Abstract

Thermally-induced disturbances limit the beam quality of high-power lasers and evoke set point-dependent disturbances. As a result, the beam parameters and the laser’s output power of conventional high-power lasers cannot be chosen independently. To overcome this issue, we suggest spherical intra-cavity mirrors as actuators to dynamically compensate the impact of thermal lensing within the framework of automatic control. While the optical system is represented stationary as a Gaussian cavity with multiple transverse modes, the disturbance and the actuator are dynamically modeled by distributed parameters systems. A reliable estimation and prediction of the disturbance is crucial to achieve a proper rejection.

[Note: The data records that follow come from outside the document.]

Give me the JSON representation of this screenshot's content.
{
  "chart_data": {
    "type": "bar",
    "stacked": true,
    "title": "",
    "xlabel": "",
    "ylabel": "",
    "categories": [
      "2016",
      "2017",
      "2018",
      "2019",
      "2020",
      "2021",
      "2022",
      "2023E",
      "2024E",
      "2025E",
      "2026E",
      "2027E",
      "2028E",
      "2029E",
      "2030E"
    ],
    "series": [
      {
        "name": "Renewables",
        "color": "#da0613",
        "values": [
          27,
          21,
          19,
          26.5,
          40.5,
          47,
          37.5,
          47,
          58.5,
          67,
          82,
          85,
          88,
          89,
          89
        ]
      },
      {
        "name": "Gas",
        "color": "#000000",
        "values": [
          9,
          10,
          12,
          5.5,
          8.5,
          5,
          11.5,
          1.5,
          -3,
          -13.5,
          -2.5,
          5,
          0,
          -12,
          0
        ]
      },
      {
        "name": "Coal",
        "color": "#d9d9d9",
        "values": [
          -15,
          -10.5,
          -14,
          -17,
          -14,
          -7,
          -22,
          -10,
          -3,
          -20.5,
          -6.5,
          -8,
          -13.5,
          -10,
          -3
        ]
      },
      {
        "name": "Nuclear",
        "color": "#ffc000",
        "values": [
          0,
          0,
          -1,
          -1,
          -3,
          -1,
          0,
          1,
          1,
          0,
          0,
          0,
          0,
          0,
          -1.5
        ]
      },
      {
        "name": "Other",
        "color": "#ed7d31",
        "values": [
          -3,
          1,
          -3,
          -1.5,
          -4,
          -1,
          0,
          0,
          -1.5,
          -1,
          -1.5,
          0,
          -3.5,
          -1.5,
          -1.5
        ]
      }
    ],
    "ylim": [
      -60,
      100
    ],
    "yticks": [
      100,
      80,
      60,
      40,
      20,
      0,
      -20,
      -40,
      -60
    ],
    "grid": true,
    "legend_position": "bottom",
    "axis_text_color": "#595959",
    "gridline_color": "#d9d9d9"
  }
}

To this end, an optimization-based moving horizon state estimator is designed to cope with model uncertainties, noisy measurements and bifurcations causing parasitic solutions of the nonlinear output equation. To maintain real-time capability, the relevant transient effects are lumped to an efficient discrete-time design model. The proposed compensation strategy explicitly considers input constraints and involves a reference governor to ensure the feasibility of the control objective. The performance of the individual components of the controller are validated by means of simulations and experiments. Eventually, we prove the overall concept of controlled adaptive high-power lasers by means of a scalable experimental setup with output lasers powers exceeding 500W.